Thursday, February 12, 2009
Willets Point Group: Use City Money Elsewhere
A group of Willets Point business and land owners is arguing that $400 million the city has set aside to redevelop the gritty industrial area near Shea Stadium could be put towards better use, given the current economic crisis.
During his most recent budget announcement, Mayor Michael Bloomberg announced that the city must take severe measures, including drastically cutting vital services, in order to balance the city’s finances. According to the group Willets Point United Against Eminent Domain Abuse, the $400 million set
aside by the city to acquire private property should be put towards better use to soften the blow of impending budget cuts.
A partial list of proposed cuts includes $48.9 million from police, $20.1 million from libraries, $17 million from the fire department, $5.3 million from senior centers, $91.2 million from education, $3.3 million from ambulance services, $5.6 million from parks and $3.4 million from jails, according to the group’s first press release, issued last Thursday.
“The taxpayer money set aside for property acquisition at Willets Point could easily be redirected towards these agencies to prevent these cuts,” said Jerry Antonacci, president of the coalition of business and land owners. “There would also be enough left over to install a sanitary sewer system to fix the roads at the Iron Triangle and allow the property owners to stay, expand their businesses and let the area redevelop naturally.”
Last November, the City Council approved a plan that would remove existing businesses from Willets Point and allow a private developer to build a convention center, hotels, retail and housing on the 64-acre site near the new stadium being built for the Mets.
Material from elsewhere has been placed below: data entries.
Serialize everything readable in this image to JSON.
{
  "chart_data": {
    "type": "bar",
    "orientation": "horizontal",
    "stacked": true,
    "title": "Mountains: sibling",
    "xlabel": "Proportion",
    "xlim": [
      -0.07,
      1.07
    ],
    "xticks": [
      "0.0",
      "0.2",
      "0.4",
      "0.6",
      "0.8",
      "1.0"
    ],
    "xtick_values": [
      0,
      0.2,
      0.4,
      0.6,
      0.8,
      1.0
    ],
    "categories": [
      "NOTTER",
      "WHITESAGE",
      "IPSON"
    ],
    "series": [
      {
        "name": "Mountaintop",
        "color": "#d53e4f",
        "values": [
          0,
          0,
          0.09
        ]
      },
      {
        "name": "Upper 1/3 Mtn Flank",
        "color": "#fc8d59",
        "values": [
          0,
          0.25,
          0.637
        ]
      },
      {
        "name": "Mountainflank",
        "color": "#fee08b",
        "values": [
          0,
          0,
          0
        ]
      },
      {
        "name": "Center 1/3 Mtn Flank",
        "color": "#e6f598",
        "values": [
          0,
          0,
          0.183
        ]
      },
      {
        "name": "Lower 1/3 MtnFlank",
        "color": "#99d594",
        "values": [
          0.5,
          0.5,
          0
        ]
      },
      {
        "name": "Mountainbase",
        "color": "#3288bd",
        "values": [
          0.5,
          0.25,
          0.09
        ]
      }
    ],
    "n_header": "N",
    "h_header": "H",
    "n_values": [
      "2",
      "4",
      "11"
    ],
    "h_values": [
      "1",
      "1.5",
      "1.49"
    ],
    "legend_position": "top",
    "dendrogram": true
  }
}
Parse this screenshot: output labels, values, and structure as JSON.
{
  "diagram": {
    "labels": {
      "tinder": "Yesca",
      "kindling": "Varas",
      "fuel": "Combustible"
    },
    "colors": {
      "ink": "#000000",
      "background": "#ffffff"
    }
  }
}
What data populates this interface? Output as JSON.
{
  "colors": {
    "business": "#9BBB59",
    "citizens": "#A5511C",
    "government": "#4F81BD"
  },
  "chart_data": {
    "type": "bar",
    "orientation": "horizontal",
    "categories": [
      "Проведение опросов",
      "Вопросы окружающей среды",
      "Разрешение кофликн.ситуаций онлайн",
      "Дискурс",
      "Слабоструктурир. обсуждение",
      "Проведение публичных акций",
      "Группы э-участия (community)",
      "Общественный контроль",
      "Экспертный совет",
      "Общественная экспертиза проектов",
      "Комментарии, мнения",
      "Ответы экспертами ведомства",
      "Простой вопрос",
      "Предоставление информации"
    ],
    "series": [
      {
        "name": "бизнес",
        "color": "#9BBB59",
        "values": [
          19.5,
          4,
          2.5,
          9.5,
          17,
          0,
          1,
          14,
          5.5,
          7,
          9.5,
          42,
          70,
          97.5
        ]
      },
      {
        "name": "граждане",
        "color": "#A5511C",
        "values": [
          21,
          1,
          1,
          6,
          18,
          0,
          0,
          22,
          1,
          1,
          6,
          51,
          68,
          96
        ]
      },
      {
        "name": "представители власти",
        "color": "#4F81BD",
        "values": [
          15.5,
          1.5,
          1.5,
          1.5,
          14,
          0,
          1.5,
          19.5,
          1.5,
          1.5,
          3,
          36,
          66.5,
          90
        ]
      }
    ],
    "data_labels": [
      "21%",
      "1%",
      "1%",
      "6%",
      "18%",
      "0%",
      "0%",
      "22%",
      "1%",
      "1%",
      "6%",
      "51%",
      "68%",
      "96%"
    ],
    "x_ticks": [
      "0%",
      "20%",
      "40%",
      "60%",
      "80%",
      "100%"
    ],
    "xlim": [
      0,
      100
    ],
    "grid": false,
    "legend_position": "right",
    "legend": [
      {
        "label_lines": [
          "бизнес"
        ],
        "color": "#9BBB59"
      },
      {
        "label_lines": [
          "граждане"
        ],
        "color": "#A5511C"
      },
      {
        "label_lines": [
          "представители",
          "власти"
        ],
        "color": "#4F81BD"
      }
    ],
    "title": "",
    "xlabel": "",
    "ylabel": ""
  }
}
The city has said that, if necessary, it will use eminent domain to take possession of the private properties and then turn the land over to a yet-to-be-chosen developer.
Willets Point United Against Eminent Domain Abuse represents more than two dozen property owners who are fighting the city’s plan to acquire their property. Antonacci, owner of Crown Container, had reportedly struck a deal last year to sell his 23,000-square-foot property to the city. Under the agreement, the waste transfer company started by his father in 1959 would have moved from 34th Avenue in Willets point to a property in Maspeth. However, the deal was never formerly announced by the city and eventually fell apart last September.
“Why is there $400 million set aside to force business and property owners off their land while jobs for police, fire and teachers are being eliminated?” asked Jake Bono, owner of Bono Sawdust Supply Co. and a group spokesman. “Why in an economic downturn is the city spending money not only to destroy businesses and jobs, but to destroy the American dream of owning property? Government-abetted private land grabs were not what our founding fathers envisioned when they wrote the Constitution.”